Bruno Cohen (CassidianTest & Services) . Ce qui permet d'adresser différents marchés et les différentes phases du cycle de développement.Au début du cycle enV, on effectue beaucoup de simulation et à la fin davantage de tests fonctionnels. L'idée est de récupérer les différentes briques de base que l'on a développées tout au long du développement pour ne pas avoir à tout réinventer.

Jacky Mutschler (Agilent) . Le moyen de test peut être hybride mais il est important que dans le cycle enV la notion de cohérence des tests soit forte. Surtout lorsqu'il s'agit de sociétés de plus en plus internationales disposant de centres de recherche disséminés partout dans le monde. Plus l'algorithme de mesures est cohérent entre la recherche avancée, les phases de validation et de certification, plus la transition entre ces différentes phases sera efficace.

Mesures. Comment s'assurer de la cohérence des outils de test entre les différentes phases de développement d'un produit?

Frédérick Drappier (National Instruments) . Il y a des personnes qui travaillent dans les équipes de test en production qui se trouvent de plus en plus impliquées avec les équipes de développement pour s'assurer que le système en cours de conception sera mieux et plus facilement testé. Il existe aussi des échanges concernant les moyens mis en œuvre pour essayer de capitaliser sur le logiciel et le matériel pendant toutes les étapes de développement du produit.

Jacky Mutschler (Agilent) . C'est une grande tendance. La testabilité en production est pensée de plus en plus tôt dans le cycle enV. La notion de plate-forme logicielle réutilisable entre les différentes phases prend là tout son sens.

Philippe Le Gall (Aeroflex) . C'est d'autant plus vrai lorsque la production est très importante et que l'on cherche à gagner quelques secondes sur la fabrication d'un téléphone ou tout équipement sans fil.Au niveau des quantités fabriquées, c'est très important. Les secondes se gagnent en amont.

Frédérick Drappier (National Instruments) . Ce n'est pas qu'une question de volume. Lorsque l'on teste en plusieurs heures un système de manière très intensive, il est possible de gagner quelques heures. Pour la validation des composants en phase de conception, on peut descendre de quelques semaines à quelques jours avec des systèmes automatiques performants.
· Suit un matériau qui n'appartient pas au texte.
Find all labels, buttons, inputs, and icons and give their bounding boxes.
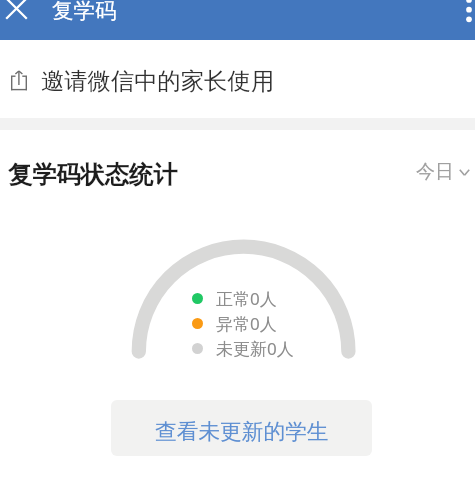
button[interactable]: 邀请微信中的家长使用 — [0, 40, 475, 118]
staticText: 正常0人 — [216, 287, 277, 310]
staticText: 邀请微信中的家长使用 — [41, 67, 274, 96]
staticText: 复学码状态统计 — [8, 160, 178, 190]
button[interactable]: Close — [0, 0, 32, 24]
button[interactable]: 今日 — [416, 160, 470, 184]
staticText: 复学码 — [52, 0, 117, 24]
staticText: 未更新0人 — [216, 337, 294, 360]
button[interactable]: More options — [454, 0, 475, 25]
staticText: 今日 — [416, 160, 454, 184]
button[interactable]: 查看未更新的学生 — [111, 400, 372, 456]
staticText: 查看未更新的学生 — [155, 418, 329, 445]
staticText: 异常0人 — [216, 312, 277, 335]
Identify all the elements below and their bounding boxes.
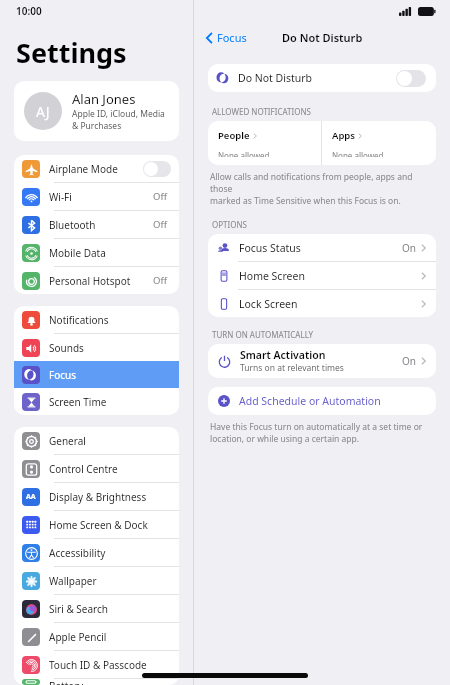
staticText: OPTIONS	[212, 219, 247, 230]
staticText: Have this Focus turn on automatically at…	[210, 421, 423, 445]
staticText: Wallpaper	[49, 574, 171, 588]
staticText: Home Screen	[239, 269, 421, 283]
button[interactable]: Personal Hotspot	[14, 267, 179, 294]
staticText: Display & Brightness	[49, 490, 171, 504]
button[interactable]: Siri & Search	[14, 595, 179, 622]
button[interactable]: General	[14, 427, 179, 454]
staticText: AA	[26, 492, 36, 502]
button[interactable]: AJ	[14, 81, 179, 141]
button[interactable]: Focus Status	[208, 234, 436, 261]
button[interactable]: Airplane Mode toggle	[143, 161, 171, 177]
staticText: Notifications	[49, 313, 171, 327]
staticText: Siri & Search	[49, 602, 171, 616]
staticText: People	[218, 129, 250, 142]
button[interactable]: People	[208, 121, 321, 165]
staticText: Allow calls and notifications from peopl…	[210, 171, 434, 207]
button[interactable]: Focus	[204, 28, 249, 47]
staticText: Mobile Data	[49, 246, 171, 260]
button[interactable]: Accessibility	[14, 539, 179, 566]
staticText: Apps	[332, 129, 355, 142]
staticText: Do Not Disturb	[238, 71, 396, 85]
staticText: Sounds	[49, 341, 171, 355]
staticText: None allowed	[218, 150, 270, 157]
button[interactable]: Touch ID & Passcode	[14, 651, 179, 678]
staticText: Off	[153, 274, 167, 287]
staticText: Add Schedule or Automation	[239, 394, 381, 408]
staticText: Focus	[49, 368, 171, 382]
button[interactable]: Home Screen	[208, 262, 436, 289]
staticText: Do Not Disturb	[282, 30, 363, 45]
staticText: Focus	[217, 30, 247, 45]
staticText: Airplane Mode	[49, 162, 143, 176]
button[interactable]: Sounds	[14, 334, 179, 361]
staticText: Battery	[49, 679, 171, 685]
button[interactable]: Wi-Fi	[14, 183, 179, 210]
staticText: On	[402, 241, 416, 255]
staticText: Accessibility	[49, 546, 171, 560]
staticText: Focus Status	[239, 241, 402, 255]
button[interactable]: Battery	[14, 679, 179, 685]
staticText: Control Centre	[49, 462, 171, 476]
button[interactable]: Notifications	[14, 306, 179, 333]
button[interactable]: Apple Pencil	[14, 623, 179, 650]
staticText: Wi-Fi	[49, 190, 153, 204]
staticText: AJ	[36, 102, 50, 121]
button[interactable]: Wallpaper	[14, 567, 179, 594]
staticText: Personal Hotspot	[49, 274, 153, 288]
staticText: Turns on at relevant times	[240, 362, 344, 374]
button[interactable]: Do Not Disturb	[208, 64, 436, 92]
staticText: None allowed	[332, 150, 384, 157]
staticText: Settings	[16, 34, 127, 71]
staticText: TURN ON AUTOMATICALLY	[212, 329, 314, 340]
button[interactable]: Airplane Mode	[14, 155, 179, 182]
staticText: Apple Pencil	[49, 630, 171, 644]
staticText: Screen Time	[49, 395, 171, 409]
staticText: Alan Jones	[72, 90, 136, 108]
button[interactable]: Lock Screen	[208, 290, 436, 317]
button[interactable]: Apps	[322, 121, 436, 165]
staticText: On	[402, 354, 416, 368]
button[interactable]: Add Schedule or Automation	[208, 387, 436, 415]
button[interactable]: Focus	[14, 361, 179, 388]
staticText: Smart Activation	[240, 348, 326, 362]
button[interactable]: Home Screen & Dock	[14, 511, 179, 538]
staticText: Home Screen & Dock	[49, 518, 171, 532]
button[interactable]: Bluetooth	[14, 211, 179, 238]
staticText: Bluetooth	[49, 218, 153, 232]
staticText: & Purchases	[72, 120, 122, 132]
staticText: Lock Screen	[239, 297, 421, 311]
button[interactable]: Mobile Data	[14, 239, 179, 266]
staticText: ALLOWED NOTIFICATIONS	[212, 106, 311, 117]
staticText: Off	[153, 218, 167, 231]
staticText: Touch ID & Passcode	[49, 658, 171, 672]
button[interactable]: Smart Activation	[208, 344, 436, 378]
button[interactable]: Do Not Disturb toggle	[396, 70, 426, 87]
staticText: Off	[153, 190, 167, 203]
button[interactable]: AA	[14, 483, 179, 510]
button[interactable]: Screen Time	[14, 388, 179, 415]
staticText: General	[49, 434, 171, 448]
button[interactable]: Control Centre	[14, 455, 179, 482]
staticText: 10:00	[16, 4, 42, 18]
staticText: Apple ID, iCloud, Media	[72, 108, 165, 120]
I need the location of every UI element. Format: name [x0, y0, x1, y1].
Philippe Devarieux (Technicom.com) . Que ce soit en conception ou même en maintenance préventive, sur des plates-formes avioniques il n'est pas rare d'avoir à faire à des temps de cycles de plusieurs heures avec des coûts horaires des testeurs de plusieurs milliers d'euros. Si on passe de dix à sept heures, on réduit significativement les coûts de test. Avec ses arguments, les investissements nécessaires sont relativement bien accueillis. C'est donc vrai sur les gros volumes où la seconde compte mais aussi sur les petites séries. Cela peut jouer sur le temps de cycle mais aussi sur la couverture de test qui peut être amélioré significativement de 75 à 95%. Sur de tels produits ces 20% là coûtent très chers.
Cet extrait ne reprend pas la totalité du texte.